I think the big problem is that we’re in this muddled middle area between a racist society and a post-racial society. We all really want to not be racist, but we don’t know how to take the next steps (for instance, there won’t be a National Association for the Advancement of Colored People in a post-racial society, but does that organization even have an exit strategy?). But I think the fight against racism has gotten to the point where it just keeps race constantly in people’s minds, which is counter-productive.
And I’m just speaking from my own experience here. My generation is one that everyone was going to do all they could to make sure wasn’t racist. As far as I remember, my first three years of American history in grade school were nothing but Harriet Tubman and Martin Luther King. And it really ingrained in me that racism was bad… while at the same time not exactly making me colorblind. I remember there was a time when I was really young and blissfully unaware of race and didn’t know to think differently of anyone, but then in school I was taught, “Remember: Black people have faced lots of discrimination. So when you see black people, think discrimination.” And while that’s well-intentioned, it doesn’t exactly cause one to see all races as the same.
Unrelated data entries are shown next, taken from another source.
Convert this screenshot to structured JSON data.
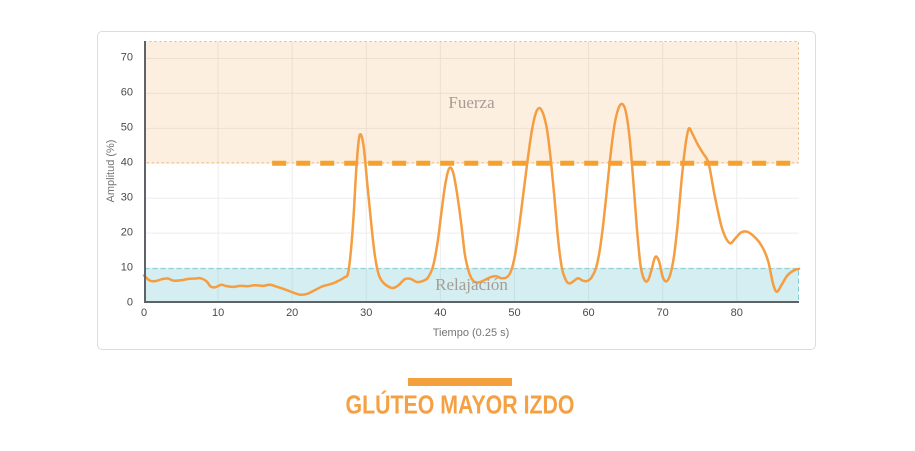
{
  "chart_data": {
    "type": "line",
    "xlabel": "Tiempo (0.25 s)",
    "ylabel": "Amplitud (%)",
    "xlim": [
      0,
      88.4
    ],
    "ylim": [
      0,
      75
    ],
    "x_ticks": [
      0,
      10,
      20,
      30,
      40,
      50,
      60,
      70,
      80
    ],
    "y_ticks": [
      0,
      10,
      20,
      30,
      40,
      50,
      60,
      70
    ],
    "grid": true,
    "legend": "none",
    "zones": [
      {
        "label": "Fuerza",
        "from": 40,
        "to": 75,
        "fill": "rgba(244,166,77,0.18)",
        "border": "#F0B478",
        "border_dash": "2 3"
      },
      {
        "label": "Relajación",
        "from": 0,
        "to": 10,
        "fill": "rgba(100,195,205,0.28)",
        "border": "#7FCDD5",
        "border_dash": "5 3"
      }
    ],
    "threshold": {
      "y": 40,
      "x_start": 17.3,
      "color": "#F5A12B"
    },
    "series": [
      {
        "color": "#F59D41",
        "points": [
          [
            0,
            7.9
          ],
          [
            0.8,
            6.4
          ],
          [
            1.6,
            6.3
          ],
          [
            2.4,
            6.8
          ],
          [
            3.2,
            7.0
          ],
          [
            4,
            6.4
          ],
          [
            5,
            6.5
          ],
          [
            6,
            6.9
          ],
          [
            7,
            7.0
          ],
          [
            7.6,
            7.1
          ],
          [
            8.4,
            6.3
          ],
          [
            9,
            4.7
          ],
          [
            9.6,
            4.5
          ],
          [
            10.4,
            5.2
          ],
          [
            11,
            4.9
          ],
          [
            12,
            4.6
          ],
          [
            13,
            4.9
          ],
          [
            14,
            4.8
          ],
          [
            15,
            5.1
          ],
          [
            16,
            4.9
          ],
          [
            17,
            5.2
          ],
          [
            18,
            4.6
          ],
          [
            19,
            3.9
          ],
          [
            20,
            3.1
          ],
          [
            21,
            2.4
          ],
          [
            22,
            2.6
          ],
          [
            23,
            3.6
          ],
          [
            24,
            4.7
          ],
          [
            25,
            5.3
          ],
          [
            26,
            6.1
          ],
          [
            27,
            7.3
          ],
          [
            27.6,
            9.2
          ],
          [
            28.2,
            22
          ],
          [
            28.7,
            40
          ],
          [
            29.1,
            48
          ],
          [
            29.6,
            45.5
          ],
          [
            30.1,
            35
          ],
          [
            30.7,
            22
          ],
          [
            31.2,
            13
          ],
          [
            31.7,
            8
          ],
          [
            32.3,
            5.8
          ],
          [
            33,
            4.7
          ],
          [
            33.6,
            4.3
          ],
          [
            34.3,
            5
          ],
          [
            35.2,
            6.8
          ],
          [
            36,
            6.9
          ],
          [
            36.8,
            6.0
          ],
          [
            37.5,
            6.2
          ],
          [
            38.3,
            7.2
          ],
          [
            39,
            10.5
          ],
          [
            39.6,
            17
          ],
          [
            40.2,
            27
          ],
          [
            40.7,
            34.5
          ],
          [
            41.2,
            38.6
          ],
          [
            41.7,
            37.5
          ],
          [
            42.2,
            32
          ],
          [
            42.8,
            23
          ],
          [
            43.3,
            14
          ],
          [
            43.9,
            8.5
          ],
          [
            44.5,
            6.2
          ],
          [
            45.2,
            5.9
          ],
          [
            46,
            6.6
          ],
          [
            46.8,
            7.4
          ],
          [
            47.5,
            7.7
          ],
          [
            48.2,
            7.1
          ],
          [
            48.9,
            7.3
          ],
          [
            49.5,
            9
          ],
          [
            50.1,
            14
          ],
          [
            50.7,
            23
          ],
          [
            51.3,
            33
          ],
          [
            51.9,
            43
          ],
          [
            52.4,
            50
          ],
          [
            52.9,
            54.5
          ],
          [
            53.4,
            55.8
          ],
          [
            53.9,
            54
          ],
          [
            54.4,
            49.5
          ],
          [
            54.9,
            41
          ],
          [
            55.4,
            30
          ],
          [
            55.9,
            18
          ],
          [
            56.4,
            10
          ],
          [
            56.9,
            6.7
          ],
          [
            57.4,
            5.6
          ],
          [
            58,
            6.3
          ],
          [
            58.6,
            7.1
          ],
          [
            59.2,
            6.4
          ],
          [
            59.8,
            6.3
          ],
          [
            60.4,
            7.3
          ],
          [
            61,
            10
          ],
          [
            61.5,
            15
          ],
          [
            62,
            23
          ],
          [
            62.5,
            33
          ],
          [
            63,
            43
          ],
          [
            63.5,
            51
          ],
          [
            64,
            55.5
          ],
          [
            64.5,
            57
          ],
          [
            65,
            55
          ],
          [
            65.5,
            48
          ],
          [
            66,
            36
          ],
          [
            66.5,
            22
          ],
          [
            67,
            11
          ],
          [
            67.5,
            6.8
          ],
          [
            68,
            6.4
          ],
          [
            68.5,
            9.5
          ],
          [
            69,
            13.2
          ],
          [
            69.5,
            12
          ],
          [
            70,
            7.5
          ],
          [
            70.5,
            6.2
          ],
          [
            71,
            8
          ],
          [
            71.5,
            13
          ],
          [
            72,
            22
          ],
          [
            72.5,
            34
          ],
          [
            73,
            44
          ],
          [
            73.5,
            49.8
          ],
          [
            74,
            48.5
          ],
          [
            74.7,
            45.5
          ],
          [
            75.4,
            43
          ],
          [
            76.2,
            40
          ],
          [
            77,
            31
          ],
          [
            78,
            21.5
          ],
          [
            79,
            17.2
          ],
          [
            79.8,
            18.5
          ],
          [
            80.6,
            20.2
          ],
          [
            81.4,
            20.4
          ],
          [
            82.2,
            19.3
          ],
          [
            83,
            17.5
          ],
          [
            83.7,
            15
          ],
          [
            84.3,
            11.5
          ],
          [
            84.9,
            5.5
          ],
          [
            85.4,
            3.2
          ],
          [
            86,
            5
          ],
          [
            86.8,
            7.8
          ],
          [
            87.6,
            9.2
          ],
          [
            88.4,
            9.8
          ]
        ]
      }
    ]
  },
  "footer": {
    "title": "GLÚTEO MAYOR IZDO",
    "accent_color": "#F5A03E"
  }
}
So that’s why maybe the only way to get from here to the future is a good shutting up on race. We should try to be as integrated as possible — but we should never mention that. In fact, the one place I think affirmative action is most needed is the one place that can still get away with having jobs where “blacks need not apply”: Hollywood. If they’re doing a piece set in Victorian England, you know no one other than white people will be cast. They need to stop that; even if it’s historically inaccurate, they need to have integrated races in all casts so that in movies and TV, we always see all the races getting along together — but never actually mention race. Because that is what we want to be — a society where everyone gets along and there is no reason to ever mention anything as insignificant as skin color.
So while it may be a hard pill to swallow, I think the only way forward is a national shutting up on race. I know this is easy for me to say as a white person, as I’ve never been as adversely affected by racism as others — in fact, I’m a little uncomfortable even talking about the subject. I think I’ll shut up now.
But hopefully everyone else will too.